# KNN using One Hot Encoding

In [2]:
import pandas as pd 
import numpy as np
from sklearn.model_selection import train_test_split
from sklearn.neighbors import KNeighborsClassifier
from sklearn import preprocessing

## Loading Dataset

In [3]:
dataset = pd.read_csv("../../../Datasets/balloons.txt", sep=",")
dataset.columns = ['color','size','action','age','inflated']
dataset.head()

Unnamed: 0,color,size,action,age,inflated
0,YELLOW,SMALL,STRETCH,ADULT,T
1,YELLOW,SMALL,STRETCH,CHILD,F
2,YELLOW,SMALL,DIP,ADULT,F
3,YELLOW,SMALL,DIP,CHILD,F
4,YELLOW,LARGE,STRETCH,ADULT,T


In [4]:
samples_count, features_count = dataset.shape
samples_count, features_count

(19, 5)

## Separating target column from dataset

In [5]:
target = dataset['inflated']
dataset = dataset.drop('inflated', axis=1)

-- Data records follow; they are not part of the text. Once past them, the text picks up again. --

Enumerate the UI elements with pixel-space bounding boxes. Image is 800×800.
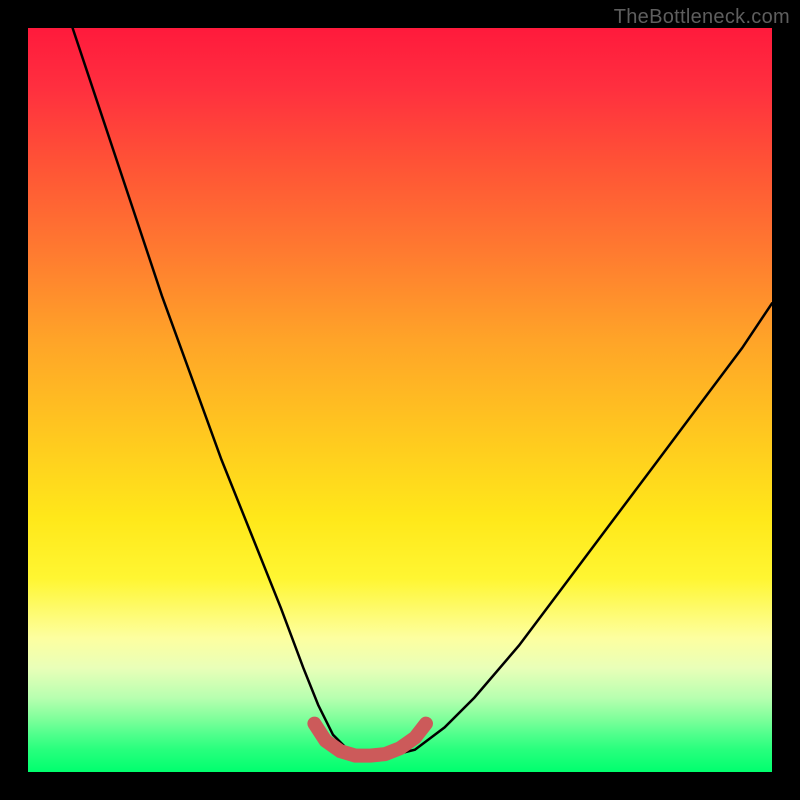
chart-svg xyxy=(28,28,772,772)
plot-area xyxy=(28,28,772,772)
watermark-text: TheBottleneck.com xyxy=(614,6,790,29)
bottleneck-curve xyxy=(73,28,772,757)
chart-frame: TheBottleneck.com xyxy=(0,0,800,800)
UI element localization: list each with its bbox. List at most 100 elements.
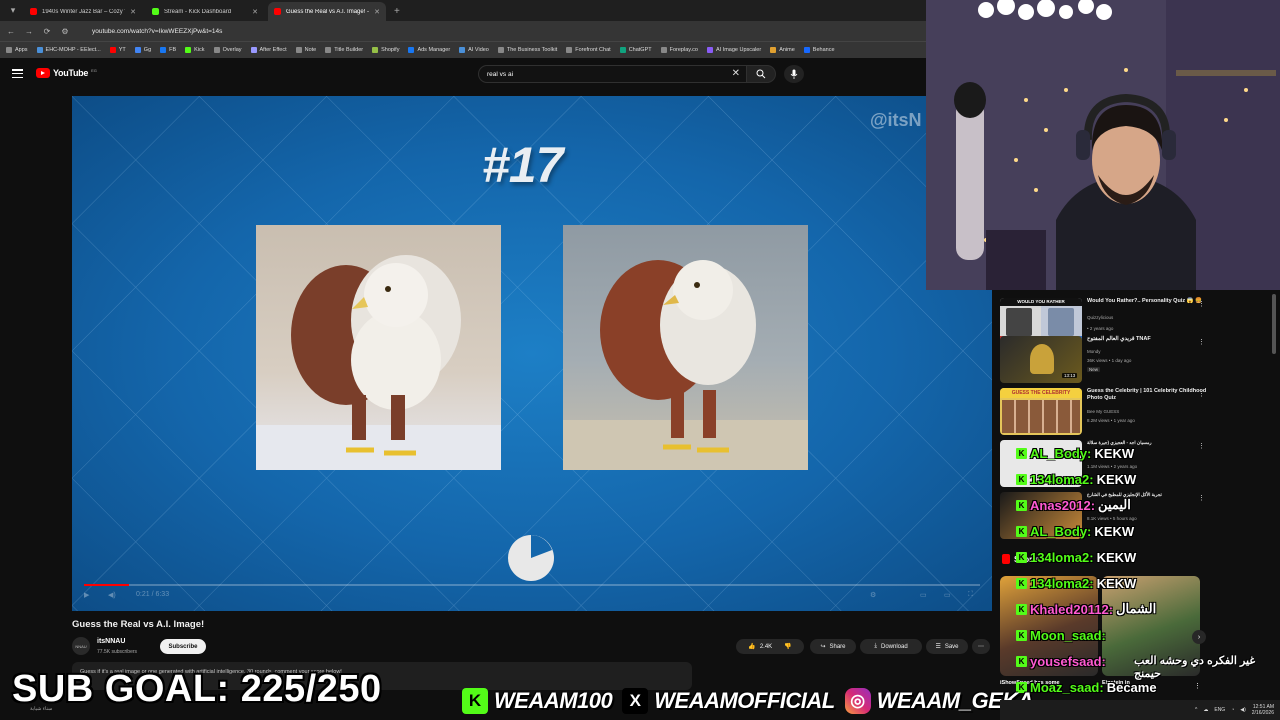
- bookmark-item[interactable]: Note: [295, 47, 316, 53]
- browser-tab-3[interactable]: Guess the Real vs A.I. Image! - ✕: [268, 2, 386, 21]
- bookmark-item[interactable]: Ads Manager: [408, 47, 450, 53]
- subscribe-button[interactable]: Subscribe: [160, 639, 206, 654]
- bookmark-icon: [770, 47, 777, 53]
- chat-message: Kyousefsaad:: [1016, 654, 1109, 669]
- bookmark-item[interactable]: After Effect: [250, 47, 287, 53]
- url-field[interactable]: youtube.com/watch?v=IkwWEEZXjPw&t=14s: [92, 28, 222, 35]
- fullscreen-icon[interactable]: ⛶: [968, 591, 973, 599]
- microphone-icon: [790, 69, 798, 79]
- volume-icon[interactable]: ◀): [108, 591, 116, 599]
- more-icon[interactable]: ⋮: [1194, 682, 1201, 690]
- bookmark-item[interactable]: The Business Toolkit: [497, 47, 557, 53]
- bookmark-icon: [160, 47, 167, 53]
- more-icon[interactable]: ⋮: [1198, 300, 1205, 308]
- bookmark-item[interactable]: AI Video: [459, 47, 489, 53]
- bookmark-item[interactable]: Anime: [770, 47, 795, 53]
- search-button[interactable]: [746, 65, 776, 83]
- chat-message-arabic: غير الفكره دي وحشه العب حيمنج: [1134, 655, 1256, 680]
- bookmark-item[interactable]: Forefront Chat: [566, 47, 611, 53]
- buffering-spinner-icon: [508, 535, 554, 581]
- youtube-logo[interactable]: YouTube EG: [36, 68, 97, 78]
- more-icon[interactable]: ⋮: [1198, 442, 1205, 450]
- chat-message: K Moaz_saad: Became: [1016, 680, 1157, 695]
- more-icon[interactable]: ⋮: [1198, 338, 1205, 346]
- channel-avatar[interactable]: NNAU: [72, 637, 90, 655]
- like-icon[interactable]: 👍: [748, 643, 755, 650]
- right-eagle-image: [563, 225, 808, 470]
- share-button[interactable]: ↪ Share: [810, 639, 856, 654]
- recommendation-item[interactable]: GUESS THE CELEBRITY Guess the Celebrity …: [1000, 388, 1210, 436]
- kick-favicon-icon: [152, 8, 159, 15]
- bookmark-item[interactable]: AI Image Upscaler: [706, 47, 761, 53]
- chat-message: K Anas2012: اليمين: [1016, 497, 1131, 513]
- forward-icon[interactable]: →: [24, 27, 34, 36]
- search-input[interactable]: real vs ai ✕: [478, 65, 746, 83]
- miniplayer-icon[interactable]: ▭: [920, 591, 927, 599]
- bookmark-item[interactable]: ChatGPT: [619, 47, 652, 53]
- browser-tab-1[interactable]: 1940s Winter Jazz Bar – Cozy V... ✕: [24, 2, 142, 21]
- language-indicator[interactable]: ENG: [1214, 707, 1225, 713]
- system-tray: ^ ☁ ENG ◔ ◀) 12:51 AM 2/16/2026: [1000, 700, 1280, 720]
- chat-message: K Moon_saad:: [1016, 628, 1109, 643]
- bookmark-item[interactable]: Foreplay.co: [660, 47, 698, 53]
- bookmarks-bar: Apps EHC-MOHP - EElect... YT Gg FB Kick …: [0, 41, 926, 58]
- bookmark-item[interactable]: Kick: [185, 47, 205, 53]
- close-icon[interactable]: ✕: [130, 8, 136, 16]
- bookmark-item[interactable]: YT: [109, 47, 126, 53]
- browser-tab-2[interactable]: Stream - Kick Dashboard ✕: [146, 2, 264, 21]
- address-bar: ← → ⟳ ⚙ youtube.com/watch?v=IkwWEEZXjPw&…: [0, 21, 926, 41]
- more-icon: ⋯: [978, 644, 984, 650]
- close-icon[interactable]: ✕: [374, 8, 380, 16]
- sidebar-scrollbar[interactable]: [1272, 294, 1276, 354]
- video-progress-bar[interactable]: [84, 584, 980, 586]
- recommendation-item[interactable]: 13:13 قريدي العالم المفتوح TNAF Mondy 36…: [1000, 336, 1210, 384]
- shorts-icon: [1002, 554, 1010, 564]
- wifi-icon[interactable]: ◔: [1231, 707, 1234, 713]
- bookmark-item[interactable]: FB: [160, 47, 176, 53]
- bookmark-item[interactable]: Apps: [6, 47, 28, 53]
- channel-watermark: @itsN: [870, 110, 922, 130]
- site-info-icon[interactable]: ⚙: [60, 27, 70, 36]
- clock[interactable]: 12:51 AM 2/16/2026: [1252, 704, 1274, 716]
- more-actions-button[interactable]: ⋯: [972, 639, 990, 654]
- tab-search-icon[interactable]: ▾: [6, 3, 20, 17]
- save-button[interactable]: ☰ Save: [926, 639, 968, 654]
- question-number: #17: [482, 137, 563, 193]
- bookmark-item[interactable]: Gg: [134, 47, 151, 53]
- play-icon[interactable]: ▶: [84, 591, 89, 599]
- dislike-icon[interactable]: 👎: [784, 643, 791, 650]
- corner-caption: سناء شيابة: [30, 706, 53, 712]
- bookmark-icon: [803, 47, 810, 53]
- more-icon[interactable]: ⋮: [1198, 494, 1205, 502]
- instagram-icon: ◎: [844, 688, 871, 714]
- cloud-icon[interactable]: ☁: [1203, 707, 1208, 713]
- download-icon: ⤓: [874, 643, 877, 649]
- close-icon[interactable]: ✕: [252, 8, 258, 16]
- bookmark-item[interactable]: EHC-MOHP - EElect...: [36, 47, 101, 53]
- eagle-illustration: [256, 255, 501, 470]
- kick-icon: K: [1016, 603, 1027, 615]
- kick-icon: K: [1016, 525, 1027, 537]
- chat-message: K 134loma2: KEKW: [1016, 576, 1136, 591]
- settings-icon[interactable]: ⚙: [870, 591, 876, 599]
- kick-icon: K: [1016, 473, 1027, 485]
- download-button[interactable]: ⤓ Download: [860, 639, 922, 654]
- reload-icon[interactable]: ⟳: [42, 27, 52, 36]
- theater-icon[interactable]: ▭: [944, 591, 951, 599]
- chevron-right-icon[interactable]: ›: [1192, 630, 1206, 644]
- channel-name[interactable]: itsNNAU: [97, 638, 125, 645]
- new-tab-icon[interactable]: +: [394, 6, 400, 17]
- bookmark-item[interactable]: Title Builder: [325, 47, 363, 53]
- volume-icon[interactable]: ◀): [1240, 707, 1246, 713]
- bookmark-item[interactable]: Shopify: [372, 47, 399, 53]
- clear-search-icon[interactable]: ✕: [732, 68, 740, 79]
- bookmark-item[interactable]: Overlay: [213, 47, 242, 53]
- voice-search-button[interactable]: [784, 65, 804, 83]
- kick-icon: K: [462, 688, 488, 714]
- menu-icon[interactable]: [12, 69, 23, 78]
- more-icon[interactable]: ⋮: [1198, 390, 1205, 398]
- back-icon[interactable]: ←: [6, 27, 16, 36]
- bookmark-item[interactable]: Behance: [803, 47, 835, 53]
- video-player[interactable]: @itsN #17 ▶ ◀) 0:21 / 6:33 ⚙ ▭ ▭ ⛶: [72, 96, 992, 611]
- chevron-up-icon[interactable]: ^: [1195, 707, 1197, 713]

## One-Hot Encoding of Dataset & Target column

### Dataset

In [6]:
ohe_dataset = preprocessing.OneHotEncoder()
ohe_dataset.fit(dataset.values)  #One-Hot Encoder learns categories 
dataset_encoded = ohe_dataset.transform(dataset.values).toarray()

### Target Column

In [7]:
ohe_target = preprocessing.OneHotEncoder()
target_2D = target.values.reshape(-1,1)
ohe_target.fit(target_2D)
target_encoded = ohe_target.transform(target_2D).toarray()

## Train & Test split

In [8]:
x = dataset_encoded
y = target_encoded

In [9]:
train_x, test_x, train_y, test_y = train_test_split(x, y, random_state=0)

## KNN

In [10]:
knn = KNeighborsClassifier(n_neighbors=2,weights='distance')
knn.fit(train_x, train_y)

KNeighborsClassifier(algorithm='auto', leaf_size=30, metric='minkowski',
                     metric_params=None, n_jobs=None, n_neighbors=2, p=2,
                     weights='distance')

## Check Accuracy

In [11]:
predictions = knn.predict(test_x)

In [12]:
# We divided by 2 because there are 2 true values for each correct prediction
correct_predictions = np.sum(predictions==test_y) / 2

In [13]:
accuracy = correct_predictions / float(len(test_y))
print("%.2f" % accuracy)

1.00


## Prediction by using input data from user

In [14]:
color = input("Enter Color(YELLOW,PURPLE)::")
size = input("Enter Size(LARGE,SMALL)::")
action = input("Enter Action(STRETCH,DIP)::")
age = input("Enter Age(ADULT,CHILD)::")

Enter Color(YELLOW,PURPLE)::YELLOW
Enter Size(LARGE,SMALL)::SMALL
Enter Action(STRETCH,DIP)::DIP
Enter Age(ADULT,CHILD)::CHILD


In [19]:
user_sample = [[color, size, action, age]]    
user_sample_encoded = ohe_dataset.transform(user_sample).toarray()

In [20]:
result_encoded = knn.predict(user_sample_encoded)
result_decoded = ohe_target.inverse_transform(result_encoded)

In [21]:
result = result_decoded[0]

In [22]:
if result == 'T':
    print("Balloon is inflated")
else:
    print("Balloon is not inflated")

Balloon is not inflated